Slug frequency is a critical characteristic of two-phase slug flow in pipes that impacts production system operation, design and flow assurance aspects. For example, slug frequency is not only a required input for mechanistic models to predict pressure gradient and liquid holdup, but also is related to pipeline erosion/corrosion rates, pipeline structural integrity and stability and downstream separation and process facilities sizing. Conversely, slug frequency is the least accurately predicted parameter in two-phase flow, due to the high uncertainty of slug frequency predictive empirical correlations and models. Comprehensive studies by Zabaras (2000) and by Al-Safran (2009) showed that the error in existing slug frequency correlations' predictions averages around 75% for horizontal flow and 115% for horizontal and inclined flows. Therefore, this study, as oppose to previous studies, aims to develop a probabilistic model to predict slug frequency and quantify the associated probability. The proposed model can predict the P10, P50, and P90 of slug frequency predictions for a given flow condition. These probability values can be propagated in a mechanistic model to predict the expected, low- and high-end values of pressure gradient and liquid holdup that can be used for efficient pipeline and downstream facility design and optimum operation.

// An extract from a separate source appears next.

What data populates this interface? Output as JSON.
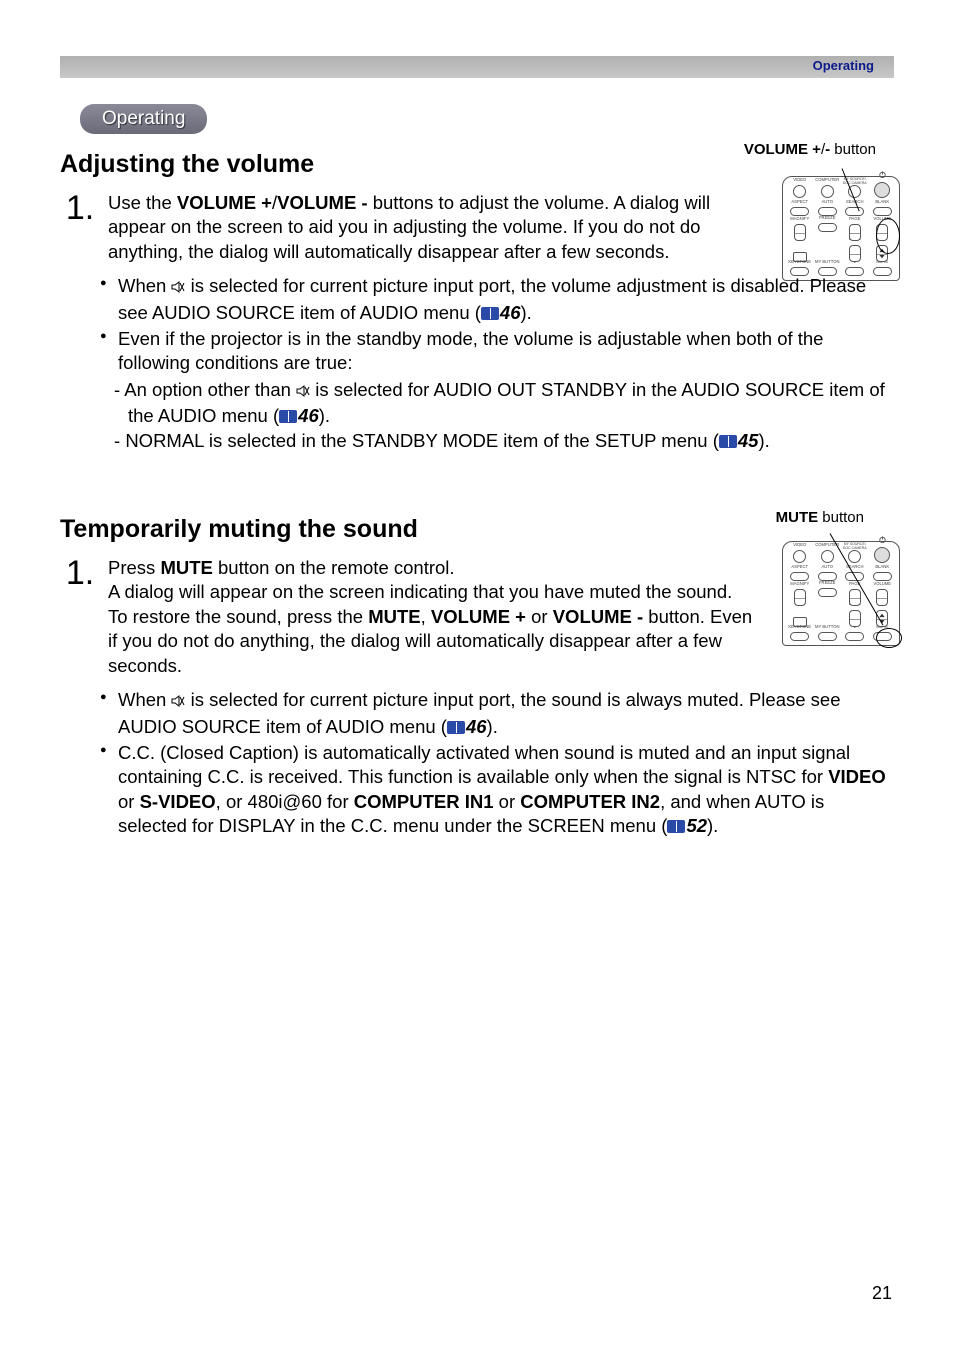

In addition, these probability values are important in predicting the possible maximum and minimum corrosion/erosion rates to efficiently design corrosion inhibitor program, which has a significant impact on project economic. For transient slug tracking model such as OLGA, application of the proposed slug frequency probabilistic model can be to calculate the Delay Constant Parameter, the time interval between two initiated slugs, which requires a probabilistic distribution to quantify its uncertainty and impact on the slug tracking predictions.